Rejets de CO2 : l'Afrique, l'Océanie et l'Amérique latine rejettent beaucoup mois de CO2 que les pays du Nord

"En une année, au Japon, les scientifiques ont observé des déplacements de coraux de 14 km par an, en raison du réchauffement des eaux", précise Jean-Pierre Gattuso. Et selon l’IDDRI, "les ptéropodes des hautes latitudes (escargots dont se nourrissent saumons et autres poissons) et le krill, les bivalves des moyennes latitudes (moules et huîtres)" subissent déjà les impacts du changement climatique.
 
Jean-Pierre Gattuso, directeur de recherche au CNRS

Pour Jean-Pierre Gattuso, "les négociations à la COP21 vont dans le bon sens. Nous sommes autour d’une limitation à 3 degrés de réchauffement d’ici à la fin du siècle, il faut atteindre les  2° Celcius, souligne le scientifique, car même avec ce scénario optimiste de 2° Celcius, il reste encore des menaces sur la survie des coraux".
 
Sue Wells, la présidente de la société d’étude des récifs coralliens ajoute : "Dans la Caraïbe, 30 % des récifs sont dégradés, malgré tout, ils ont toujours une possibilité de récupération". La scientifique cite des cas de bonne gestion des récifs à Bonaire dans la Caraïbe, à Palau dans le Pacifique et en Tanzanie, dans l’océan indien.  "La restauration par bouturage ne fonctionne pas très bien, ajoute Sue Wells, il faut faire très attention à ce type de pratique".

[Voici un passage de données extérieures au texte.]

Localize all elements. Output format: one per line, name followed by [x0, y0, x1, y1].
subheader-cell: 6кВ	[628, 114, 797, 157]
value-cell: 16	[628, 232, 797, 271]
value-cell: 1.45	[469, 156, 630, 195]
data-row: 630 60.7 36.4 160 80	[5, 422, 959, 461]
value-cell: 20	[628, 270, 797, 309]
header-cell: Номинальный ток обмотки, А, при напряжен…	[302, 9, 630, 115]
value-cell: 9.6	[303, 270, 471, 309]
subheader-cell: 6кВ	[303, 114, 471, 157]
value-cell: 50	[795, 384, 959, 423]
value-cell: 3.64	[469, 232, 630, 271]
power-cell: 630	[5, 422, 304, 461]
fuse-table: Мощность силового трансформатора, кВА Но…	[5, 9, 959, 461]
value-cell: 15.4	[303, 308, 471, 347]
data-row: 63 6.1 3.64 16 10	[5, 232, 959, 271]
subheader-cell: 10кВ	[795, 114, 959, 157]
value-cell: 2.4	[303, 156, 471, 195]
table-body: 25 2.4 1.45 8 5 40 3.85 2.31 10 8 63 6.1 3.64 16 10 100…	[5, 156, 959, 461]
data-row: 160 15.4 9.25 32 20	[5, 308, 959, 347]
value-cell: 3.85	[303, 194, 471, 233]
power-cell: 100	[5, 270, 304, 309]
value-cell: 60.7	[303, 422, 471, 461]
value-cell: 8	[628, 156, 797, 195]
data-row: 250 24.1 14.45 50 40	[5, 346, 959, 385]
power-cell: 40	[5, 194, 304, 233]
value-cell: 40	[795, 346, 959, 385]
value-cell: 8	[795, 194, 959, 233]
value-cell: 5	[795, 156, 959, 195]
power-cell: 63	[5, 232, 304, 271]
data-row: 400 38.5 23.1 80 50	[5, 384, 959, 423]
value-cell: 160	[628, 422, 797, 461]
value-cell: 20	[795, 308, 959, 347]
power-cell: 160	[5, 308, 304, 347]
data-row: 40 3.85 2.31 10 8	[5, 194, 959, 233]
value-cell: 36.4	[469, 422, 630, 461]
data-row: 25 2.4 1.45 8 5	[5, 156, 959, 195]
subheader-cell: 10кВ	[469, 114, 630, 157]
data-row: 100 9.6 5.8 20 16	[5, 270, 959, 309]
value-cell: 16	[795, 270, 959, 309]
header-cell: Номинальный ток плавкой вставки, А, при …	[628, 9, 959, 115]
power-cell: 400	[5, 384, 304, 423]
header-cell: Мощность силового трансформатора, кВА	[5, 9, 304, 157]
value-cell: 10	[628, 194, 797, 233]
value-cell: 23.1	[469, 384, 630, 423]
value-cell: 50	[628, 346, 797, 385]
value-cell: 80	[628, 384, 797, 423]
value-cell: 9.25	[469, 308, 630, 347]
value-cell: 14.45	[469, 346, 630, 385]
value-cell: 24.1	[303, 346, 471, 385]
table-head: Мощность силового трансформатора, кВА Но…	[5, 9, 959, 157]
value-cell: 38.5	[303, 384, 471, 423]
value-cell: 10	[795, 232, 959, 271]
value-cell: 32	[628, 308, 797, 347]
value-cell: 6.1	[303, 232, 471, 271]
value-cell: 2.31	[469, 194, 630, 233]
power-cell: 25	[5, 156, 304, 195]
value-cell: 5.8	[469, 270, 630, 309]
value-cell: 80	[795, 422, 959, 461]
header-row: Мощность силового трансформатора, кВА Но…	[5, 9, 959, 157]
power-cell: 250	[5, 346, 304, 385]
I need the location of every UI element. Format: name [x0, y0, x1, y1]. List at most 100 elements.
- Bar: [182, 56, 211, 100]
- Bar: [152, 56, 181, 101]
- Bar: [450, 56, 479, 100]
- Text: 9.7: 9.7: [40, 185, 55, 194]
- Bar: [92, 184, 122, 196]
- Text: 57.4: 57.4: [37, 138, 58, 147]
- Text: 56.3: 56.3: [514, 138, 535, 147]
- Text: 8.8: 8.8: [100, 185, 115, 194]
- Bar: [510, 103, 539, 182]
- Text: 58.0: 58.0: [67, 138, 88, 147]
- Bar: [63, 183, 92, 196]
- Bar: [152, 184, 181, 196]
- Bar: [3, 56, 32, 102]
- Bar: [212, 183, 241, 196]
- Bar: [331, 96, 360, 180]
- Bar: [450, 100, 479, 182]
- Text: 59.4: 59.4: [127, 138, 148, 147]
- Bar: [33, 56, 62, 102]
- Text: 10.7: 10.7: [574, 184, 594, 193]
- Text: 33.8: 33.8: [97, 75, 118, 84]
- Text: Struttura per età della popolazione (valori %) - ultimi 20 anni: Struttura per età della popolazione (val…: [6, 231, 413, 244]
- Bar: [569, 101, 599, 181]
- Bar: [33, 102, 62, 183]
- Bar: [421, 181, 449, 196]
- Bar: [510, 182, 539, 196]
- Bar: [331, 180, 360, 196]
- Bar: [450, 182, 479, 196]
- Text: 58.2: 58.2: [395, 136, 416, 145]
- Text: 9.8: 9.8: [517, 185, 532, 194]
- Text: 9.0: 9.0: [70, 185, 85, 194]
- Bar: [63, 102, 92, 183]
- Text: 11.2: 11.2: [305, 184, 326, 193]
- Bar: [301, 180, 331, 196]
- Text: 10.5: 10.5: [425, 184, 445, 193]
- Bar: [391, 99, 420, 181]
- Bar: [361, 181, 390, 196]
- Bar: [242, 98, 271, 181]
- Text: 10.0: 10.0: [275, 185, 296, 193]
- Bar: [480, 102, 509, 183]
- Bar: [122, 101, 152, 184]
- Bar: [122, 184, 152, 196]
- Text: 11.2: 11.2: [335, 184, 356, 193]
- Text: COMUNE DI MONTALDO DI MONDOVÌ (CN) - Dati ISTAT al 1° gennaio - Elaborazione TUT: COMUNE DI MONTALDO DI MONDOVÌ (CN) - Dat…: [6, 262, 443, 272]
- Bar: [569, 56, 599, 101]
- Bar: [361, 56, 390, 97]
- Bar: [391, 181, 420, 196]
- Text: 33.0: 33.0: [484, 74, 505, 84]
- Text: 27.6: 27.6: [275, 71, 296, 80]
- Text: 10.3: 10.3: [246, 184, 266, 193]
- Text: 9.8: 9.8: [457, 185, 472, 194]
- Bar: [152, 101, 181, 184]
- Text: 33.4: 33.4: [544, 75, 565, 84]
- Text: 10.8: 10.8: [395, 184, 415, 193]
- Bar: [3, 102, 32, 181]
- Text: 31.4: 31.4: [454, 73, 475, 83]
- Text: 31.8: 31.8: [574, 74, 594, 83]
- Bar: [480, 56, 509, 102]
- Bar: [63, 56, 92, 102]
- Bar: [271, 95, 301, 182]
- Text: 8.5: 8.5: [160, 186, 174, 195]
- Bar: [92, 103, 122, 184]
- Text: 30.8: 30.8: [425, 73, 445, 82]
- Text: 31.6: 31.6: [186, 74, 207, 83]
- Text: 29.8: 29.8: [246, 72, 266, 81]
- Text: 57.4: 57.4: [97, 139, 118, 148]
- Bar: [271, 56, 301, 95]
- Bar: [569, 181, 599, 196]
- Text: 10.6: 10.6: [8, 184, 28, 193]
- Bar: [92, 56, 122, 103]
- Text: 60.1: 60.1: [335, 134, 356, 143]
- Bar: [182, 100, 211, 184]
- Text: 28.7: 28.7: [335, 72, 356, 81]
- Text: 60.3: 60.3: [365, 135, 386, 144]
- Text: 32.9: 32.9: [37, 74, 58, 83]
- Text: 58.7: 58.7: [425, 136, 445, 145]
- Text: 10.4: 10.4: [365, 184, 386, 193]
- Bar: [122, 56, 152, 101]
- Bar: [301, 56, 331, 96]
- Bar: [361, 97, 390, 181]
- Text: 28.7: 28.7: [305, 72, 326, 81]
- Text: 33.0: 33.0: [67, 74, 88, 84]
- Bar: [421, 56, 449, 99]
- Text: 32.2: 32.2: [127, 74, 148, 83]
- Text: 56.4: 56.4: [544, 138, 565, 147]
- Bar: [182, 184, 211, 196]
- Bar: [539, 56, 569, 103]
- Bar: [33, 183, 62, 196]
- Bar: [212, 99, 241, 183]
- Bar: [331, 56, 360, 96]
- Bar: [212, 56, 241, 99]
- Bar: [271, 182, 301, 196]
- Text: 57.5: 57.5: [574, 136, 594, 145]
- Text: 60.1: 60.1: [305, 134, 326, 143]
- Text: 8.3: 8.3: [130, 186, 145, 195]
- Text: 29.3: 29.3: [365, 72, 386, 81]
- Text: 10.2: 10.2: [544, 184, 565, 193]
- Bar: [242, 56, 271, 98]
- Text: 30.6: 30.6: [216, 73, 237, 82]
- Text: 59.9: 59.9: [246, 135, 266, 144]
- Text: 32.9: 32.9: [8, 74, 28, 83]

Bouturage de coraux en laboratoire
 
Bernard Salvat, le grand spécialiste des coraux n’est guère optimiste, mais il se refuse à tout mettre sur le dos du réchauffement climatique. "La dégradation des récifs coralliens est principalement due aux hommes, à la démographie galopante et au tourisme de masse, comme on a pu l’observer dès les années 70 en Asie du Sud-Est. Les conséquences à venir du changement climatique sont encore devant nous". Le professeur précise qu’on ne sait pas encore si ce nouvel El Nino fort, en court actuellement, s’inscrit dans le contexte du changement climatique. En 1998, El Nino avait provoqué une période de blanchissement massif des coraux à La Réunion, à Mayotte et en Polynésie.

Paquebot à Fort-de-France
 
Au niveau international, l’ICRI (International coral reef initiative) qui compte dans ses rangs l’Ifrecor veille à la bonne santé des récifs. "Cette organisation a été créée en 1992, précise Bernard Salvat, sous l’impulsion d’Al Gore, ex-vice-Président américain, qui était passionné des récifs. Il rassemble une centaine de pays et le secrétariat tourne tous les deux ans. La France a dirigé par deux fois l’ICRI en 1999 et en 2010". Elle s’apprête à en reprendre le secrétariat en 2016, après le Japon.